Richfield et al demonstrated there to be a selective loss of cannabinoid receptors in specific regions of the brain called the corpus striatum and globus pallidus, and Glass et al showed a "massive loss - 97.5%) of cannabinoid receptors in the substantia nigra (within spinal cord) of Huntington"s patients. N-methyl-d-aspartate (NMDA) receptor antagonists have been shown to delay neurodegeneration, and a synthetic cannabinoid (+)-HU-210 has been found to be a potent antagonist of the NMDA receptor, "giving it a potential for use in ... neurodegenerative disorders".

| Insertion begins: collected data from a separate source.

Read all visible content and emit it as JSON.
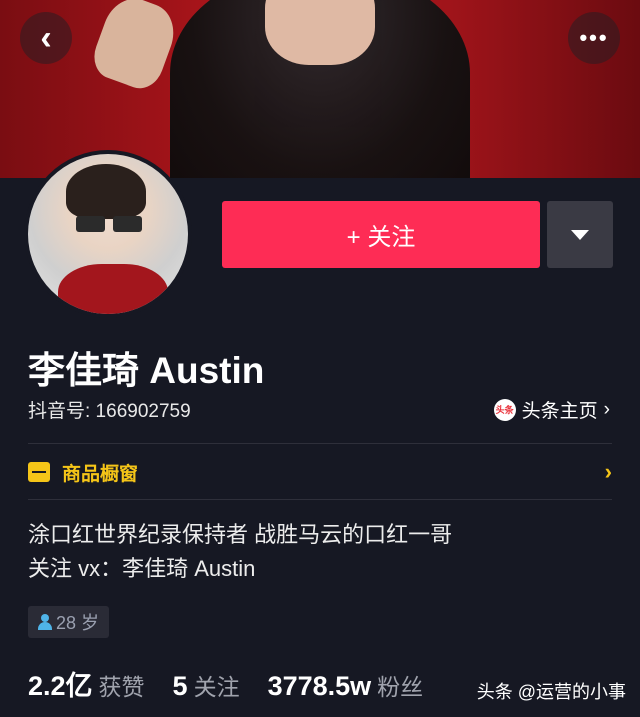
{
  "header": {
    "back_icon": "chevron-left-icon",
    "more_icon": "more-dots-icon",
    "more_label": "•••",
    "back_label": "‹"
  },
  "profile": {
    "name": "李佳琦 Austin",
    "douyin_id": "抖音号: 166902759",
    "follow_label": "+ 关注",
    "toutiao_label": "头条主页",
    "toutiao_icon_text": "头条",
    "shop_label": "商品橱窗",
    "bio_line1": "涂口红世界纪录保持者 战胜马云的口红一哥",
    "bio_line2": "关注 vx：李佳琦 Austin",
    "age": "28 岁"
  },
  "stats": [
    {
      "value": "2.2亿",
      "label": "获赞"
    },
    {
      "value": "5",
      "label": "关注"
    },
    {
      "value": "3778.5w",
      "label": "粉丝"
    }
  ],
  "watermark": "头条 @运营的小事",
  "colors": {
    "accent": "#fe2c55",
    "shop": "#f5c518",
    "background": "#161823"
  }
}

This is an emerging area of research and clearly more research is needed. However the massive depletion of cannabinoid receptors, coupled with the neuroprotective effects of cannabidiol, would suggest cannabinoids potentially to have a major future role in treating symptomatology of Huntington"s chorea (e.g. uncontrolled muscle spasms/movements) by direct stimulation of remaining receptors by THC or other CB1 receptor agonists; and/or by delaying the development of the disease due to the neuroprotective effects of THC and CBD.